Step 5: Run a paid strategy session before committing. The best agencies will welcome a paid session — typically $2,000–5,000 — where they work with your team on a real problem before you commit to a retainer. Agencies that resist this are worth scrutinising.
| Criterion | Weight | How to Assess |
|---|---|---|
| Strategic thinking | 35% | Quality of response to the brief; depth of market understanding |
| Relevant experience | 25% | Specific sector and deliverable examples with outcomes |
| Team quality | 20% | Seniority and calibre of day-to-day team, not just pitch team |
| Cultural fit | 15% | Communication style, values alignment, working style |
| Commercial terms | 5% | Pricing transparency, contract fairness, flexibility |
Selecting on price. The agency that quotes lowest is almost never the best choice. The price of poor agency work — in wasted budget, lost opportunity, and the cost of switching — far exceeds any saving on the monthly retainer.
Not checking references.
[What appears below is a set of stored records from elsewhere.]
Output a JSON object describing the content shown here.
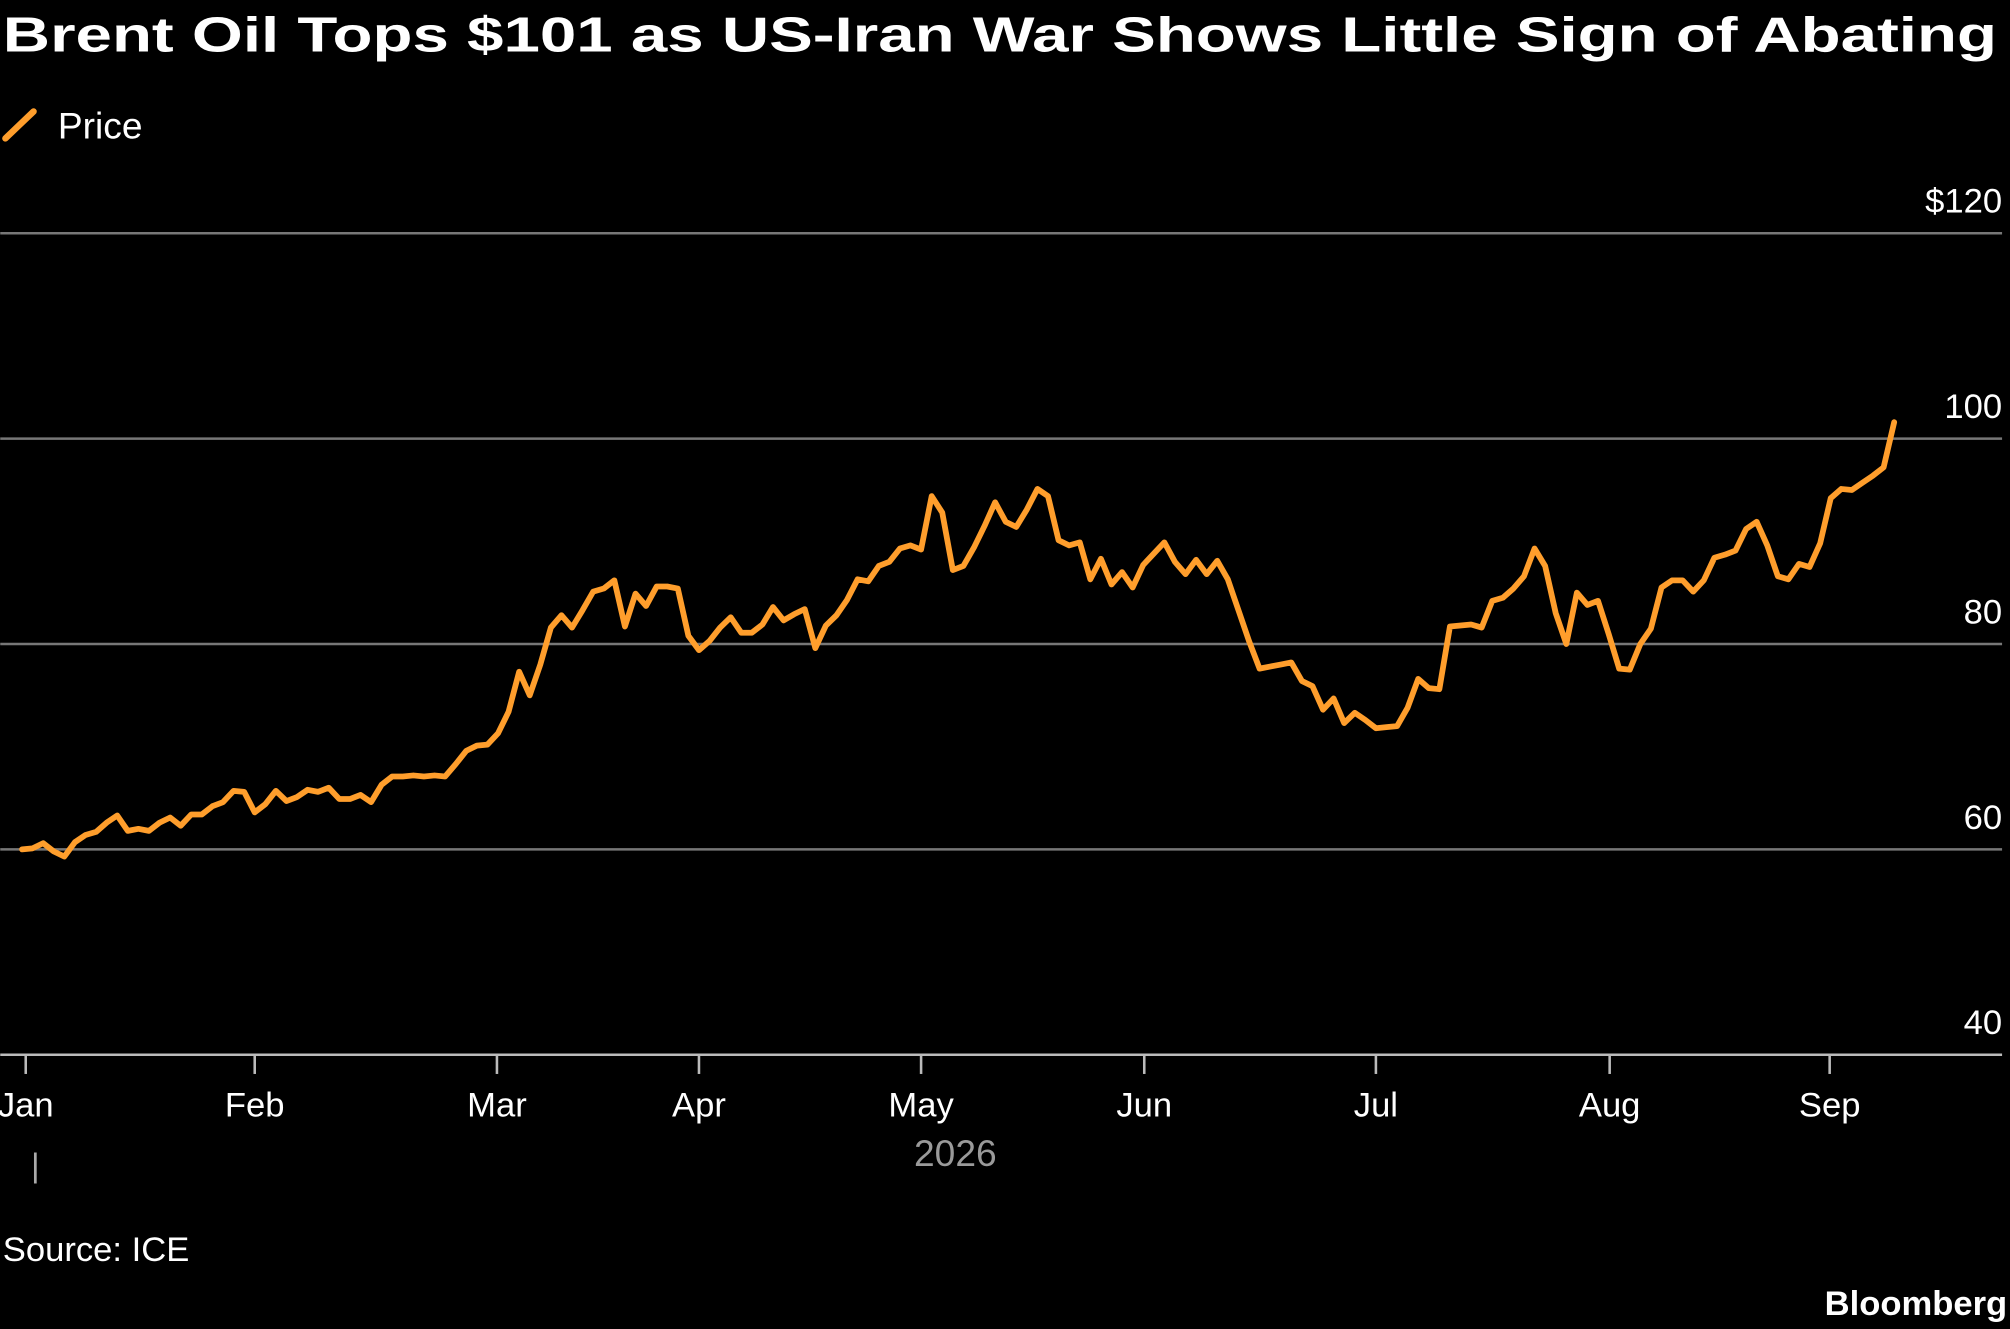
{
  "chart_data": {
    "type": "line",
    "title": "Brent Oil Tops $101 as US-Iran War Shows Little Sign of Abating",
    "x_label": "2026",
    "source": "Source: ICE",
    "brand": "Bloomberg",
    "series": [
      {
        "name": "Price",
        "color": "#ff9e2c",
        "values": [
          60,
          60.1,
          60.6,
          59.8,
          59.3,
          60.7,
          61.4,
          61.7,
          62.6,
          63.3,
          61.8,
          62,
          61.8,
          62.6,
          63.1,
          62.3,
          63.4,
          63.4,
          64.2,
          64.6,
          65.7,
          65.6,
          63.6,
          64.4,
          65.7,
          64.7,
          65.1,
          65.8,
          65.6,
          66,
          64.9,
          64.9,
          65.3,
          64.6,
          66.3,
          67.1,
          67.1,
          67.2,
          67.1,
          67.2,
          67.1,
          68.3,
          69.6,
          70.1,
          70.2,
          71.3,
          73.4,
          77.3,
          75,
          78,
          81.6,
          82.8,
          81.6,
          83.3,
          85.1,
          85.4,
          86.2,
          81.7,
          84.9,
          83.7,
          85.6,
          85.6,
          85.4,
          80.8,
          79.4,
          80.3,
          81.6,
          82.6,
          81.1,
          81.1,
          81.9,
          83.6,
          82.3,
          82.9,
          83.4,
          79.6,
          81.8,
          82.8,
          84.3,
          86.3,
          86.1,
          87.6,
          88,
          89.3,
          89.6,
          89.2,
          94.4,
          92.8,
          87.2,
          87.6,
          89.4,
          91.5,
          93.8,
          91.9,
          91.4,
          93.1,
          95.1,
          94.4,
          90.1,
          89.6,
          89.9,
          86.3,
          88.3,
          85.8,
          87,
          85.5,
          87.7,
          88.8,
          89.9,
          88,
          86.8,
          88.2,
          86.8,
          88.1,
          86.3,
          83.3,
          80.3,
          77.6,
          77.8,
          78,
          78.2,
          76.4,
          75.9,
          73.6,
          74.7,
          72.3,
          73.3,
          72.6,
          71.8,
          71.9,
          72,
          73.8,
          76.6,
          75.7,
          75.6,
          81.7,
          81.8,
          81.9,
          81.6,
          84.2,
          84.5,
          85.4,
          86.6,
          89.3,
          87.6,
          83,
          80,
          85,
          83.8,
          84.2,
          81,
          77.6,
          77.5,
          80,
          81.5,
          85.5,
          86.2,
          86.2,
          85.1,
          86.2,
          88.4,
          88.7,
          89.1,
          91.2,
          91.9,
          89.6,
          86.6,
          86.3,
          87.8,
          87.5,
          89.8,
          94.2,
          95.1,
          95,
          95.7,
          96.4,
          97.2,
          101.6
        ]
      }
    ],
    "xlim": [
      -2.06,
      187.2
    ],
    "xticks": [
      {
        "value": 0.35,
        "label": "Jan"
      },
      {
        "value": 22,
        "label": "Feb"
      },
      {
        "value": 44.9,
        "label": "Mar"
      },
      {
        "value": 64,
        "label": "Apr"
      },
      {
        "value": 85,
        "label": "May"
      },
      {
        "value": 106.1,
        "label": "Jun"
      },
      {
        "value": 128,
        "label": "Jul"
      },
      {
        "value": 150.1,
        "label": "Aug"
      },
      {
        "value": 170.9,
        "label": "Sep"
      }
    ],
    "ylim": [
      40,
      120
    ],
    "yticks": [
      40,
      60,
      80,
      100,
      {
        "value": 120,
        "label": "$120"
      }
    ],
    "grid": true
  }
}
Speak to two or three current or recent clients of any agency you're seriously considering. Ask specifically about the day-to-day experience, how they handle conflict, and what they'd do differently. References almost always reveal something the pitch didn't.
Not involving the people who'll manage the relationship. The decision-maker in the pitch should not be the only person who evaluates the agency. The team member who'll manage the relationship day to day should have significant input — because they'll be living with the outcome.
Yes, for pitches that require significant strategic work. An unpaid pitch for a 12-month retainer worth $150,000+ is asking agencies to invest significant resources with no guarantee of return. The agencies that can afford to do this free are the large ones for whom the cost is negligible — not the specialist boutiques that are often the better choice. A $2,000–5,000 paid pitch fee attracts better responses from better agencies.
4–6 weeks from brief to decision is ideal. Shorter risks rushing a decision that will affect your business for 12+ months. Longer loses momentum and sends a signal to agencies that you're not serious about moving forward.